Sans contrat de travail depuis le 31 mars 2015, les membres de LANEQ ont déclenché une grève générale illimitée le 24 octobre 2016, vote reconduit dans une proportion de 90% le 20 décembre dernier. Les juristes et notaires de l'État veulent l'adoption d'une nouvelle façon de négocier, comme ce fut accordé aux procureurs de la Couronne. Ils réclament donc une reconnaissance de l'indépendance de leurs fonctions. Pour ce faire, ils réclament une loi particulière qui va les sortir du Code du travail et de la Loi sur la fonction publique, et échanger leur droit de grève contre un mode de négociation.

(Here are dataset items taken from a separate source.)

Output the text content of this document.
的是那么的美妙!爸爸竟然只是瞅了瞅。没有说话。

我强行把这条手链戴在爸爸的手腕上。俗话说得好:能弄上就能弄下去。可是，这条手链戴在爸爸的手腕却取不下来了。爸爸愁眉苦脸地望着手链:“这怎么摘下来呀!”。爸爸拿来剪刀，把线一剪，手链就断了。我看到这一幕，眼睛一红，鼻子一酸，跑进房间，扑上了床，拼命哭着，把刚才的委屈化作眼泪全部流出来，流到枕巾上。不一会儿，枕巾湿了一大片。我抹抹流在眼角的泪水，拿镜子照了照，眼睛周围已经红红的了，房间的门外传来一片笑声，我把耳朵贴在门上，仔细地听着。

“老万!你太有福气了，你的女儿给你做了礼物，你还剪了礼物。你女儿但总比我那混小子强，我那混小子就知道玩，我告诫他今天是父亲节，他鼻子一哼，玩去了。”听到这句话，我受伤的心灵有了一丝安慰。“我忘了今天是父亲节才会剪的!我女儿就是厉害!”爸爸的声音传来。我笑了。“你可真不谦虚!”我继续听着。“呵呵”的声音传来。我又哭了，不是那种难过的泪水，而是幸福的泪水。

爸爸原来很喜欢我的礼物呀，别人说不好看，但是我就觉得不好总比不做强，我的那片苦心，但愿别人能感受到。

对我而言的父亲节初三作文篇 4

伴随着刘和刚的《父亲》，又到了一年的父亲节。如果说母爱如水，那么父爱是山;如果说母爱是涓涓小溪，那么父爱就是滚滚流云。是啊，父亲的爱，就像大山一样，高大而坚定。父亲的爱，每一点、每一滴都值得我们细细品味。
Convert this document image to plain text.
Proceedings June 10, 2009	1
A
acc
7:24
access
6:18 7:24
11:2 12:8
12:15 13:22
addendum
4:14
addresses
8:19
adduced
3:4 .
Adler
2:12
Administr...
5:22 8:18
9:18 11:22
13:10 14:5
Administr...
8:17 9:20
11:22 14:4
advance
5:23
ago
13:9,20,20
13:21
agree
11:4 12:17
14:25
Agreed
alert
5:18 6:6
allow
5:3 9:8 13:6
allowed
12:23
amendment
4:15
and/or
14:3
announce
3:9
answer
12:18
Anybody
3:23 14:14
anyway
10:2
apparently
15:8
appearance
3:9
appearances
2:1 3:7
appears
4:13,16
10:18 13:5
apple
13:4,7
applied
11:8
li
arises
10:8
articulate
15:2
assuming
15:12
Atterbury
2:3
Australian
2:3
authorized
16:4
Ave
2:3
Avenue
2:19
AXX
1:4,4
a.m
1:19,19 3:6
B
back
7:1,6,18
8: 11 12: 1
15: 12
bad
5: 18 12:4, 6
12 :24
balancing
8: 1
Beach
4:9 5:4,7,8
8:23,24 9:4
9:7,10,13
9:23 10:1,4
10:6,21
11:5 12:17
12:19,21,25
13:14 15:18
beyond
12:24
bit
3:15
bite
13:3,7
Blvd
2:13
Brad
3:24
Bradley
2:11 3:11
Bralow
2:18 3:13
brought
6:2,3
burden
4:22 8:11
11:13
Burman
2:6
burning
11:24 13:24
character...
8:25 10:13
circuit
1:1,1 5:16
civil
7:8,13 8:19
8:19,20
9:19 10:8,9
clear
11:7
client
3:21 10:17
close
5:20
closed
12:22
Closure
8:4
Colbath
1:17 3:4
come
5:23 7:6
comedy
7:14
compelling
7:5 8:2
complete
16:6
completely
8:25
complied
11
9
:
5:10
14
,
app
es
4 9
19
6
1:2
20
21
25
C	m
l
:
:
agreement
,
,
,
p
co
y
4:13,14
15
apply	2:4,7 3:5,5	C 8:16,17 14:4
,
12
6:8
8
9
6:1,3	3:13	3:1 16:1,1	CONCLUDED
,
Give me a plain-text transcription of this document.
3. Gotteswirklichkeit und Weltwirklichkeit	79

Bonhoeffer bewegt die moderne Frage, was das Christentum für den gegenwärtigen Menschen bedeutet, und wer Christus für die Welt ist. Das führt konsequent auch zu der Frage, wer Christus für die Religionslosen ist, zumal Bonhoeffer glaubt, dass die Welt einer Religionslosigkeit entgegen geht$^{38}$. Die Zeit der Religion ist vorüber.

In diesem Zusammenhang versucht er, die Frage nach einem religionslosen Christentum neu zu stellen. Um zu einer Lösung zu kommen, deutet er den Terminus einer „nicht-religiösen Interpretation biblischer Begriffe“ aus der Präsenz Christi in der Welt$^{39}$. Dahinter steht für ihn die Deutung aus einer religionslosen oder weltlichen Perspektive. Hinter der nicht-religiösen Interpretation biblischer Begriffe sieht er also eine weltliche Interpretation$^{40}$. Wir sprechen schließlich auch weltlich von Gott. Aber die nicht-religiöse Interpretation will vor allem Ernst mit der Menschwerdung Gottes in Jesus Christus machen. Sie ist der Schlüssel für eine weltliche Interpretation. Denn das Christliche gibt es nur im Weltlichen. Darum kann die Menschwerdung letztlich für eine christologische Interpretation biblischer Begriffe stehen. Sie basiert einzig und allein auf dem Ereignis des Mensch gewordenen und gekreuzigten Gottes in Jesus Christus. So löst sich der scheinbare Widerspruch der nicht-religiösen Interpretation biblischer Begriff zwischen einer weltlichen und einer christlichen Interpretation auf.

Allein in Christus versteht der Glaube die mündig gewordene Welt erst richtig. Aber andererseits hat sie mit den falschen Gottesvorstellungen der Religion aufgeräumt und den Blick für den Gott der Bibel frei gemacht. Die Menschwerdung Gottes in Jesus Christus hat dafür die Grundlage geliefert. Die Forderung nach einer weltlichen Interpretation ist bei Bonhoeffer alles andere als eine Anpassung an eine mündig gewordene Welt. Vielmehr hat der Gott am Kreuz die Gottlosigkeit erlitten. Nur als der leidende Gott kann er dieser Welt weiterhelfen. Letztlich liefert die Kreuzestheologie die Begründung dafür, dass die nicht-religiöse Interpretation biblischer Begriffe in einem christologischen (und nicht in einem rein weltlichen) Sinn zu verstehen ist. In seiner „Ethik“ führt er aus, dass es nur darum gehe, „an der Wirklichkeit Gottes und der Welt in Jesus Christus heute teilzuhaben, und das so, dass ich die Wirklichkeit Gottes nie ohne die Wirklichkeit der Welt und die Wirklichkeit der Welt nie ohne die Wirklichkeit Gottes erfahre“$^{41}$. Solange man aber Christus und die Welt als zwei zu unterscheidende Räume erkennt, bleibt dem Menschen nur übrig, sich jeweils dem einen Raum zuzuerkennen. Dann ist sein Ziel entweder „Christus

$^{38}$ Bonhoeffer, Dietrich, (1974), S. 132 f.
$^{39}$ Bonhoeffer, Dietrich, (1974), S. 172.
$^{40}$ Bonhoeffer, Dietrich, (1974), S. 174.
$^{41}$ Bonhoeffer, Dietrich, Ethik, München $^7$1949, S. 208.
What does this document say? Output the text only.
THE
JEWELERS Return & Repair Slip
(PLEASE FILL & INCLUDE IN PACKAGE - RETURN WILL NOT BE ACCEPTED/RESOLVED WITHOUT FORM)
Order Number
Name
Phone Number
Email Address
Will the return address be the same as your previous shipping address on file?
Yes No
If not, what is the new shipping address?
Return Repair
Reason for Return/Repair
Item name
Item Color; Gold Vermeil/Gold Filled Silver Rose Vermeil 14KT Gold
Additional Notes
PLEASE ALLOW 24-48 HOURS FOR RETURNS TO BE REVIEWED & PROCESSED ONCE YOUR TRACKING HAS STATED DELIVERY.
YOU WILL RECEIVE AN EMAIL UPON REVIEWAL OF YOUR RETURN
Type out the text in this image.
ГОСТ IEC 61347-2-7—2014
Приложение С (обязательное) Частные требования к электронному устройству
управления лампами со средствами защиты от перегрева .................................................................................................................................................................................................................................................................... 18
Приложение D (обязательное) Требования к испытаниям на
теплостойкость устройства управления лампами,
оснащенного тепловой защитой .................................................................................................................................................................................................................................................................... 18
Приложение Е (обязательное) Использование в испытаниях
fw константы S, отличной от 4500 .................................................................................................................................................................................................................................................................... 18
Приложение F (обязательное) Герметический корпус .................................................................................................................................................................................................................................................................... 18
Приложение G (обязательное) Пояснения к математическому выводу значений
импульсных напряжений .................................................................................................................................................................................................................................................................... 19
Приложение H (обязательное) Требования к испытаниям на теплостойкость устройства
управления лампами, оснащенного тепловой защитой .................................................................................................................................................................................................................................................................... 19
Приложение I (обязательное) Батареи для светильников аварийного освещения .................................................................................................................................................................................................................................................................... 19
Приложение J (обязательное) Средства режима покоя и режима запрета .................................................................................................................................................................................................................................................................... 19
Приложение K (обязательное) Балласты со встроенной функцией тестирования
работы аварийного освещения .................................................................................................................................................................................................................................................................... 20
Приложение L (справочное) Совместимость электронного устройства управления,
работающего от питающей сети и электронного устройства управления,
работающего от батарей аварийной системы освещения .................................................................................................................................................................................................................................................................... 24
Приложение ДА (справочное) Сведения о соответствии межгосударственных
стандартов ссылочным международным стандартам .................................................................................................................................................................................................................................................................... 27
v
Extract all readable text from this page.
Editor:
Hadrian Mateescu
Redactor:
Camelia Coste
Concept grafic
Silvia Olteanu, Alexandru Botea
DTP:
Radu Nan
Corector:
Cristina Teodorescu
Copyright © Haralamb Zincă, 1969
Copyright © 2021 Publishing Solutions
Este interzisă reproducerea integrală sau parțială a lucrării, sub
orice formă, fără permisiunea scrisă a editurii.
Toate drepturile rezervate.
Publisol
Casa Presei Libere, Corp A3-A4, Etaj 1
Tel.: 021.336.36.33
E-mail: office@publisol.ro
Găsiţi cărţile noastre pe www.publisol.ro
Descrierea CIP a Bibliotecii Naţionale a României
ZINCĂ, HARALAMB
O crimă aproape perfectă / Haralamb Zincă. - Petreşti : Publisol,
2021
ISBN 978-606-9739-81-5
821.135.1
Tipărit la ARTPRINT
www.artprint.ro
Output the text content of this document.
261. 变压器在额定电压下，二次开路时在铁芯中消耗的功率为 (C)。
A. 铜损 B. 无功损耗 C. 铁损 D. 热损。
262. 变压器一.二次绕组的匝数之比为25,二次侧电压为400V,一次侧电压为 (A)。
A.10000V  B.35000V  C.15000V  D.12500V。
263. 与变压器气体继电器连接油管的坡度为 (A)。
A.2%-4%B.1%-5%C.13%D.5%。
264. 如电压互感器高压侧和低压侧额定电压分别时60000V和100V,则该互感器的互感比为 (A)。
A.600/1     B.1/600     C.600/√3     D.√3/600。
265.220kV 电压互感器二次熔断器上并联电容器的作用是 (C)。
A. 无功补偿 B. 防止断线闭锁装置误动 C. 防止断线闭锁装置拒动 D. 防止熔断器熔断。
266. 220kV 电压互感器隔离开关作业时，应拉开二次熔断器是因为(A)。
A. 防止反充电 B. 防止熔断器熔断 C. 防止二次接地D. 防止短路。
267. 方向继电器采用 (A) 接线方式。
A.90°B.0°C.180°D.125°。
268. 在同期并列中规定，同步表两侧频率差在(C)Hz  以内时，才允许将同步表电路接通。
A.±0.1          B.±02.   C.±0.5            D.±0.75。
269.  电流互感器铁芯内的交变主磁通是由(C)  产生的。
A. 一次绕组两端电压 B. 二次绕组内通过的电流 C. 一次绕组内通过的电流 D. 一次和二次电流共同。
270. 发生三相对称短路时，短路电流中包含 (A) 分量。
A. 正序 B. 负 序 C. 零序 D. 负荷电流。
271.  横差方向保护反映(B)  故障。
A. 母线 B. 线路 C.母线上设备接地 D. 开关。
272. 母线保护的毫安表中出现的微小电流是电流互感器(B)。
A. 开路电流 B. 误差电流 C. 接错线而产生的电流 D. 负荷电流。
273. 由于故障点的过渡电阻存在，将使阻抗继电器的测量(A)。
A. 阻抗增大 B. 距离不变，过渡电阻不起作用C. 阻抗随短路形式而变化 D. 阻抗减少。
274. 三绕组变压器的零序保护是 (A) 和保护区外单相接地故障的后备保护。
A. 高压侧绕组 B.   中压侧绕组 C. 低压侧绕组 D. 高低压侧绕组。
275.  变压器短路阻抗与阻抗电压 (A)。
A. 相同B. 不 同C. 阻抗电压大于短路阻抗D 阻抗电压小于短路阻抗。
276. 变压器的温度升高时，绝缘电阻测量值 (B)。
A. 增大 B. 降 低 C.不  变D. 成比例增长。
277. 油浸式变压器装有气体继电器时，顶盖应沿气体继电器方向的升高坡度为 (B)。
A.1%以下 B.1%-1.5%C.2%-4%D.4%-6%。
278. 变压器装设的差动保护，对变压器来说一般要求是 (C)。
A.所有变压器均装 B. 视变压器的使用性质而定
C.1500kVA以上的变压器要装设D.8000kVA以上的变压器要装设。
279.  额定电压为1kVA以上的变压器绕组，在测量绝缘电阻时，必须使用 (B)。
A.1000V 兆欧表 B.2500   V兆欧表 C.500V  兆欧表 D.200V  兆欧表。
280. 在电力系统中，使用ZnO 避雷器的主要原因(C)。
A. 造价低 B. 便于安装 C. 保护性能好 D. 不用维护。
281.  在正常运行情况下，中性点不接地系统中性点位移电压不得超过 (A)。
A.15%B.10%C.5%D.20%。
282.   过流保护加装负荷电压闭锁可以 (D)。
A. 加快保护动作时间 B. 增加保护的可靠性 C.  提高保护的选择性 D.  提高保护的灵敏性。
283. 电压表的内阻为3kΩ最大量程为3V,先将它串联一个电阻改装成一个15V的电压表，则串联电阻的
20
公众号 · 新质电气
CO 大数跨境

«Ça devient un comité de rémunération qui fait des recommandations et c'est négocié, mais tout ça en restant au travail. On ne serait pas obligé de sortir en grève et de négocier comme on le fait présentement parce que nous, on trouve que notre travail est essentiel et qu'on devrait rester là, explique Me Jean Denis. C'est curieux, vu comme ça. On sort en grève parce qu'on ne veut plus faire la grève.»

Côté salarial, LANEQ demande l'équivalent de ce qui a été octroyé aux procureurs de la Couronne l'an dernier, soit une augmentation de 10% sur quatre ans.